Besides making profits of up to 170 percent over the real costs of the events his Nóos Institute - supposedly a non-profit group - organized for the Balearic and Valencian governments between 2004 and 2006, Urdangarin and his associate Diego Torres also diverted 500,000 euros to an opaque London-based firm that they had previously acquired through a foundation.
Over seven years, Nóos and its affiliates made nine million euros from private firms, and another seven million from regional governments, for services that authorities believe were non-existent or grossly overcharged. Later, that money was channeled to companies controlled by Urdangarin and Torres, who is already facing charges of misappropriation of public funds.
The growing case against Urdangarin is an offshoot of a wider corruption case known as Palma Arena, for which the then-regional premier, Jaume Matas of the Popular Party, is awaiting trial.
The story is all the more remarkable because it is the first time that a member of the Spanish royal family has been involved in such a public scandal. The family of Juan Carlos I has always been largely left alone by the Spanish press, partly in recognition of his role in defending democracy during the failed coup of 23 February, 1981.
But in a context of economic crisis and growing social unrest, it seems that even the royals are not safe from scrutiny.

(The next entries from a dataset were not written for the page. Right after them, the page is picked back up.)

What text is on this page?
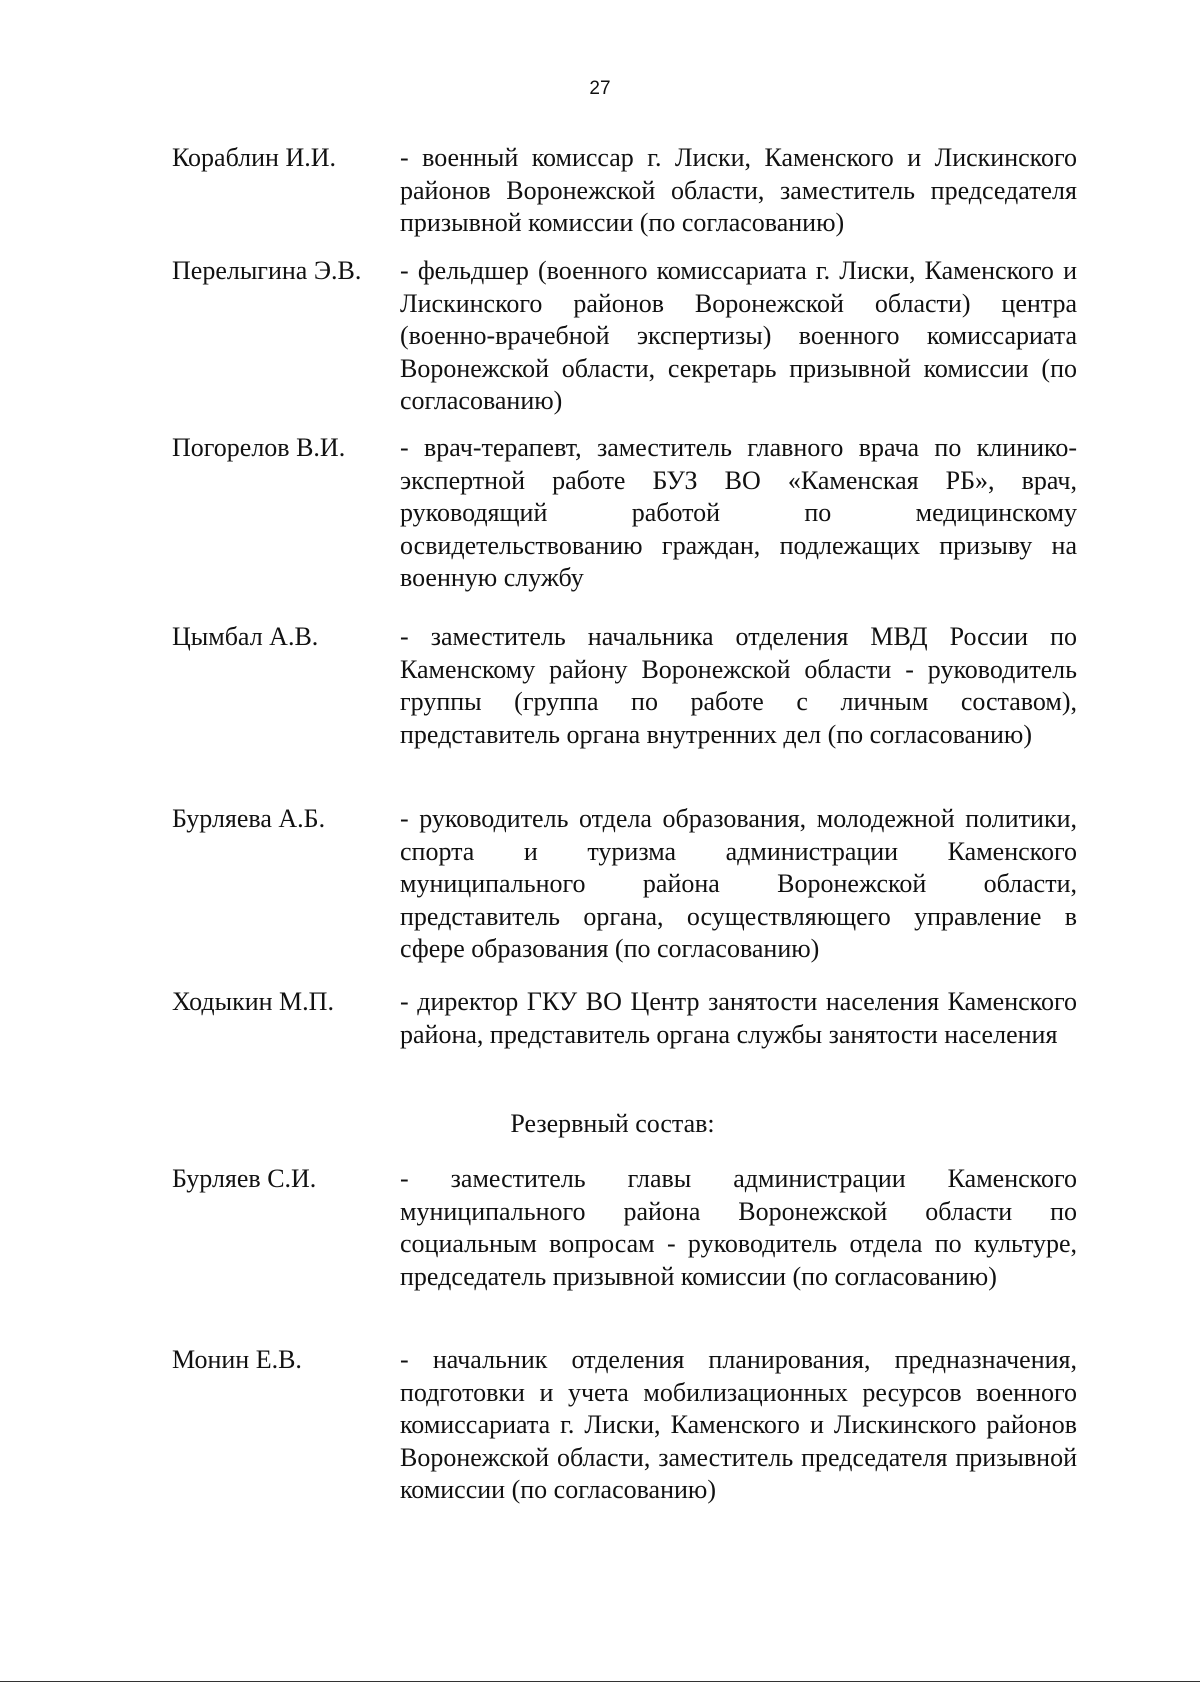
27
Кораблин И.И. - военный комиссар г. Лиски, Каменского и Лискинского районов Воронежской области, заместитель председателя призывной комиссии (по согласованию)
Перелыгина Э.В. - фельдшер (военного комиссариата г. Лиски, Каменского и Лискинского районов Воронежской области) центра (военно-врачебной экспертизы) военного комиссариата Воронежской области, секретарь призывной комиссии (по согласованию)
Погорелов В.И. - врач-терапевт, заместитель главного врача по клинико-экспертной работе БУЗ ВО «Каменская РБ», врач, руководящий работой по медицинскому освидетельствованию граждан, подлежащих призыву на военную службу
Цымбал А.В.	- заместитель начальника отделения МВД России по Каменскому району Воронежской области - руководитель группы (группа по работе с личным составом), представитель органа внутренних дел (по согласованию)
Бурляева А.Б.	- руководитель отдела образования, молодежной политики, спорта и туризма администрации Каменского муниципального района Воронежской области, представитель органа, осуществляющего управление в сфере образования (по согласованию)
Ходыкин М.П.	- директор ГКУ ВО Центр занятости населения Каменского района, представитель органа службы занятости населения
Резервный состав:
Бурляев С.И.	- заместитель главы администрации Каменского муниципального района Воронежской области по социальным вопросам - руководитель отдела по культуре, председатель призывной комиссии (по согласованию)
Монин Е.В.	- начальник отделения планирования, предназначения, подготовки и учета мобилизационных ресурсов военного комиссариата г. Лиски, Каменского и Лискинского районов Воронежской области, заместитель председателя призывной комиссии (по согласованию)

In an early attempt at damage control, the royal family had a special envoy investigate Urdangarin's business dealings in 2006, and ultimately recommend that he leave the country for a while. That was the real reason for the sudden move of Urdangarin, his wife the Infanta Cristina and their four children to Washington, where the former handball Olympic champion was given a post at Telefónica International. But in the end, attorneys investigating the Palma Arena case noticed the suspect public contracts and launched an investigation that will certainly end with Urdangarin's arraignment, sources said.

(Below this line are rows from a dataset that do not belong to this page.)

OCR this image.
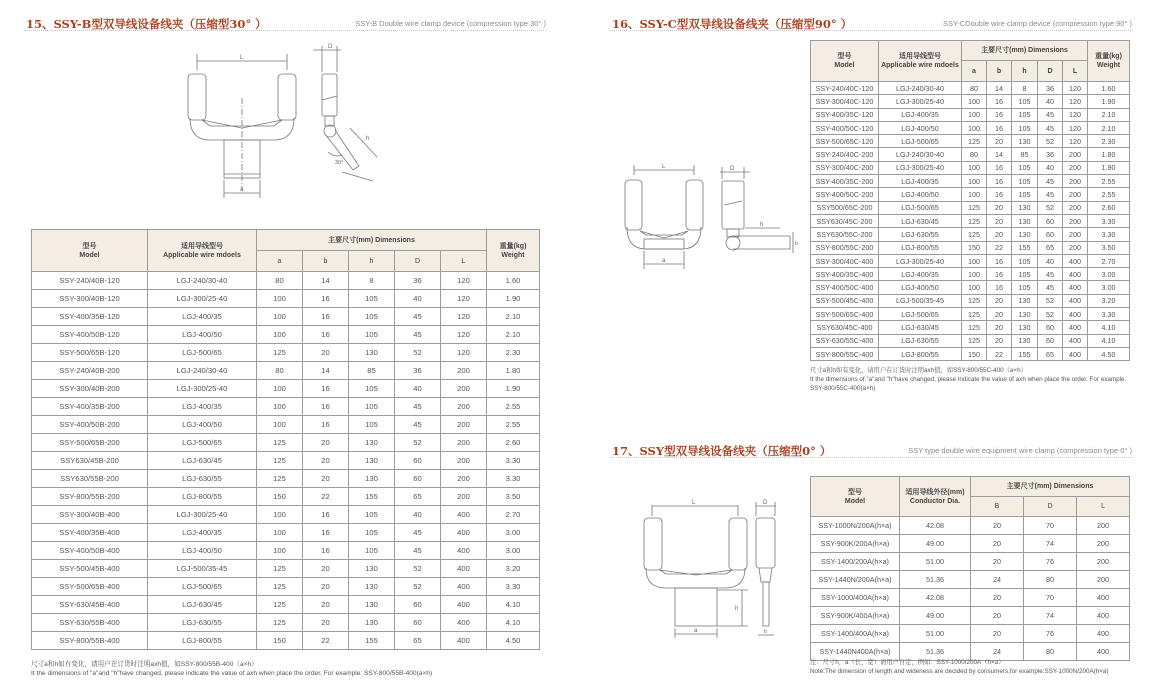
15、SSY-B型双导线设备线夹（压缩型30° ）	SSY-B Double wire clamp device (compression type 30° )
L
D
a
h
30°
型号
Model	适用导线型号
Applicable wire mdoels	主要尺寸(mm) Dimensions					重量(kg)
Weight

		a	b	h	D	L	
SSY-240/40B-120	LGJ-240/30-40	80	14	8	36	120	1.60
SSY-300/40B-120	LGJ-300/25-40	100	16	105	40	120	1.90
SSY-400/35B-120	LGJ-400/35	100	16	105	45	120	2.10
SSY-400/50B-120	LGJ-400/50	100	16	105	45	120	2.10
SSY-500/65B-120	LGJ-500/65	125	20	130	52	120	2.30
SSY-240/40B-200	LGJ-240/30-40	80	14	85	36	200	1.80
SSY-300/40B-200	LGJ-300/25-40	100	16	105	40	200	1.90
SSY-400/35B-200	LGJ-400/35	100	16	105	45	200	2.55
SSY-400/50B-200	LGJ-400/50	100	16	105	45	200	2.55
SSY-500/65B-200	LGJ-500/65	125	20	130	52	200	2.60
SSY630/45B-200	LGJ-630/45	125	20	130	60	200	3.30
SSY630/55B-200	LGJ-630/55	125	20	130	60	200	3.30
SSY-800/55B-200	LGJ-800/55	150	22	155	65	200	3.50
SSY-300/40B-400	LGJ-300/25-40	100	16	105	40	400	2.70
SSY-400/35B-400	LGJ-400/35	100	16	105	45	400	3.00
SSY-400/50B-400	LGJ-400/50	100	16	105	45	400	3.00
SSY-500/45B-400	LGJ-500/35-45	125	20	130	52	400	3.20
SSY-500/65B-400	LGJ-500/65	125	20	130	52	400	3.30
SSY-630/45B-400	LGJ-630/45	125	20	130	60	400	4.10
SSY-630/55B-400	LGJ-630/55	125	20	130	60	400	4.10
SSY-800/55B-400	LGJ-800/55	150	22	155	65	400	4.50
尺寸a和h如有变化，请用户在订货时注明axh值，如SSY-800/55B-400（a×h）
It the dimensions of "a"and "h"have changed, please indicate the value of axh when place the order. For example: SSY-800/55B-400(a×h)
16、SSY-C型双导线设备线夹（压缩型90° ）	SSY-CDouble wire clamp device (compression type 90° )
L	D
a
h
b
型号
Model	适用导线型号
Applicable wire mdoels	主要尺寸(mm) Dimensions					重量(kg)
Weight

		a	b	h	D	L	
SSY-240/40C-120	LGJ-240/30-40	80	14	8	36	120	1.60
SSY-300/40C-120	LGJ-300/25-40	100	16	105	40	120	1.90
SSY-400/35C-120	LGJ-400/35	100	16	105	45	120	2.10
SSY-400/50C-120	LGJ-400/50	100	16	105	45	120	2.10
SSY-500/65C-120	LGJ-500/65	125	20	130	52	120	2.30
SSY-240/40C-200	LGJ-240/30-40	80	14	85	36	200	1.80
SSY-300/40C-200	LGJ-300/25-40	100	16	105	40	200	1.90
SSY-400/35C-200	LGJ-400/35	100	16	105	45	200	2.55
SSY-400/50C-200	LGJ-400/50	100	16	105	45	200	2.55
SSY500/65C-200	LGJ-500/65	125	20	130	52	200	2.60
SSY630/45C-200	LGJ-630/45	125	20	130	60	200	3.30
SSY630/55C-200	LGJ-630/55	125	20	130	60	200	3.30
SSY-800/55C-200	LGJ-800/55	150	22	155	65	200	3.50
SSY-300/40C-400	LGJ-300/25-40	100	16	105	40	400	2.70
SSY-400/35C-400	LGJ-400/35	100	16	105	45	400	3.00
SSY-400/50C-400	LGJ-400/50	100	16	105	45	400	3.00
SSY-500/45C-400	LGJ-500/35-45	125	20	130	52	400	3.20
SSY-500/65C-400	LGJ-500/65	125	20	130	52	400	3.30
SSY630/45C-400	LGJ-630/45	125	20	130	60	400	4.10
SSY-630/55C-400	LGJ-630/55	125	20	130	60	400	4.10
SSY-800/55C-400	LGJ-800/55	150	22	155	65	400	4.50
尺寸a和h如有变化，请用户在订货时注明axh值，如SSY-800/55C-400（a×h）
It the dimensions of "a"and "h"have changed, please indicate the value of axh when place the order. For example: SSY-800/55C-400(a×h)
17、SSY型双导线设备线夹（压缩型0° ）	SSY type double wire equipment wire clamp (compression type 0° )
L	D
a
h
b
型号
Model	适用导线外径(mm)
Conductor Dia.	主要尺寸(mm) Dimensions		
		B	D	L
SSY-1000N/200A(h×a)	42.08	20	70	200
SSY-900K/200A(h×a)	49.00	20	74	200
SSY-1400/200A(h×a)	51.00	20	76	200
SSY-1440N/200A(h×a)	51.36	24	80	200
SSY-1000/400A(h×a)	42.08	20	70	400
SSY-900K/400A(h×a)	49.00	20	74	400
SSY-1400/400A(h×a)	51.00	20	76	400
SSY-1440N400A(h×a)	51.36	24	80	400
注：尺寸h，a（长、宽）请用户自定，例如：SSY-1000/200A（h×a）
Note:The dimension of length and wideness are decided by consumers,for example:SSY-1000N/200A(h×a)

Urdangarin, once viewed as the ideal husband for a princess - his father was a banker, his mother an aristocrat, and he himself a successful sportsman - has suddenly become a pariah. It is a hard fall for a man who retired from competition at the age of 32, still at the top of his game. But Urdangarin, who always had an eye for business, got a master's degree from Madrid's prestigious business school Esade, where he took a course with an instructor named Diego Torres, who would eventually become his partner.

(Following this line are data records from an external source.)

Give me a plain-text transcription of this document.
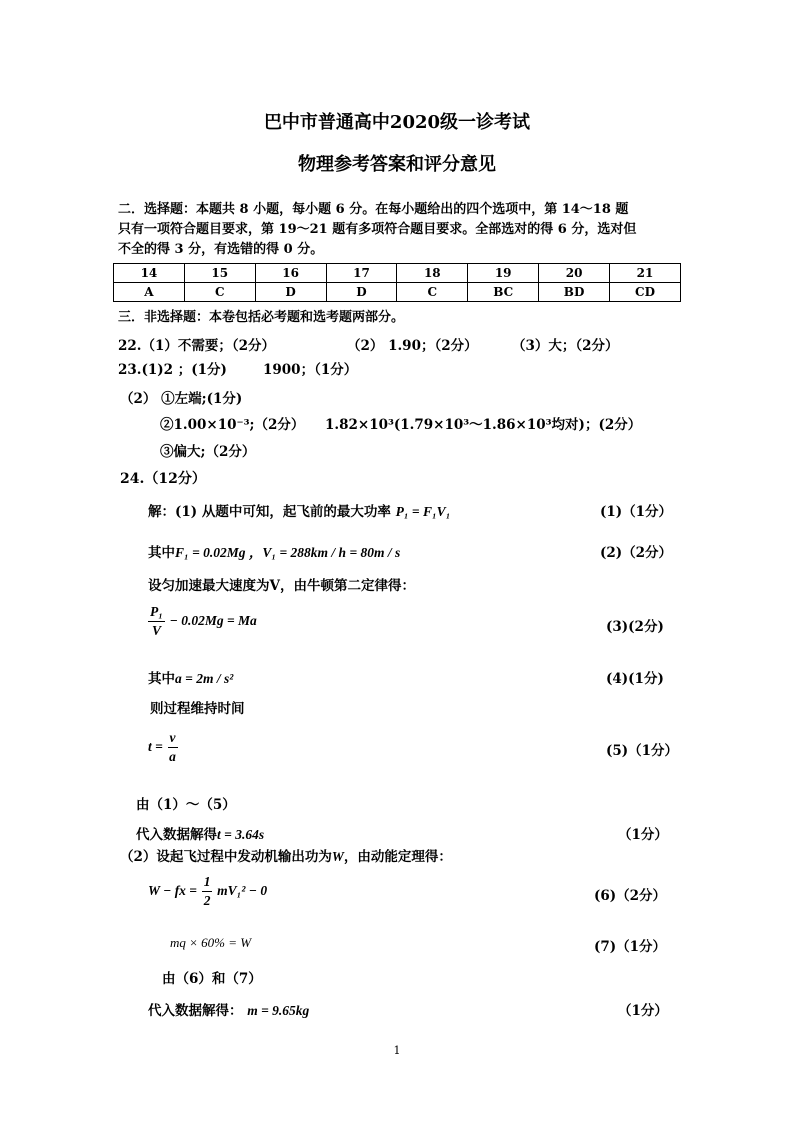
巴中市普通高中2020级一诊考试
物理参考答案和评分意见
二．选择题：本题共 8 小题，每小题 6 分。在每小题给出的四个选项中，第 14～18 题
只有一项符合题目要求，第 19～21 题有多项符合题目要求。全部选对的得 6 分，选对但
不全的得 3 分，有选错的得 0 分。
14	15	16	17	18	19	20	21
A	C	D	D	C	BC	BD	CD
三．非选择题：本卷包括必考题和选考题两部分。
22.（1）不需要；（2分）	（2） 1.90；（2分）	（3）大；（2分）
23.(1)2 ；(1分)	1900；（1分）
（2） ①左端;(1分)
②1.00×10⁻³;（2分） 1.82×10³(1.79×10³～1.86×10³均对)；(2分）
③偏大;（2分）
24.（12分）
解：(1) 从题中可知，起飞前的最大功率 P₁ = F₁V₁	(1)（1分）
其中F₁ = 0.02Mg ，V₁ = 288km / h = 80m / s	(2)（2分）
设匀加速最大速度为V，由牛顿第二定律得：
$\frac{\text{P₁}}{V} - 0.02Mg = Ma$	(3)(2分)
其中a = 2m / s²	(4)(1分)
则过程维持时间
$t = \frac{v}{a}$	(5)（1分）
由（1）～（5）
代入数据解得t = 3.64s	（1分）
（2）设起飞过程中发动机输出功为W，由动能定理得：
W − fx = $\frac{1}{2} mV_1^2 - 0$	(6)（2分）
mq × 60% = W	(7)（1分）
由（6）和（7）
代入数据解得： m = 9.65kg	（1分）
1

Together, they created a non-profit called Nóos Institute for Strategic Studies in Sponsorship and Patronage, a "think-tank" that embarked on a mission to find regular sponsors for its sports, tourism and health events in the private and public sectors. At one of these sessions, they recommended that companies pay them an annual fee of 25,000 euros for the privilege of "ownership" of one of the "values" that Nóos disseminated, and for company training.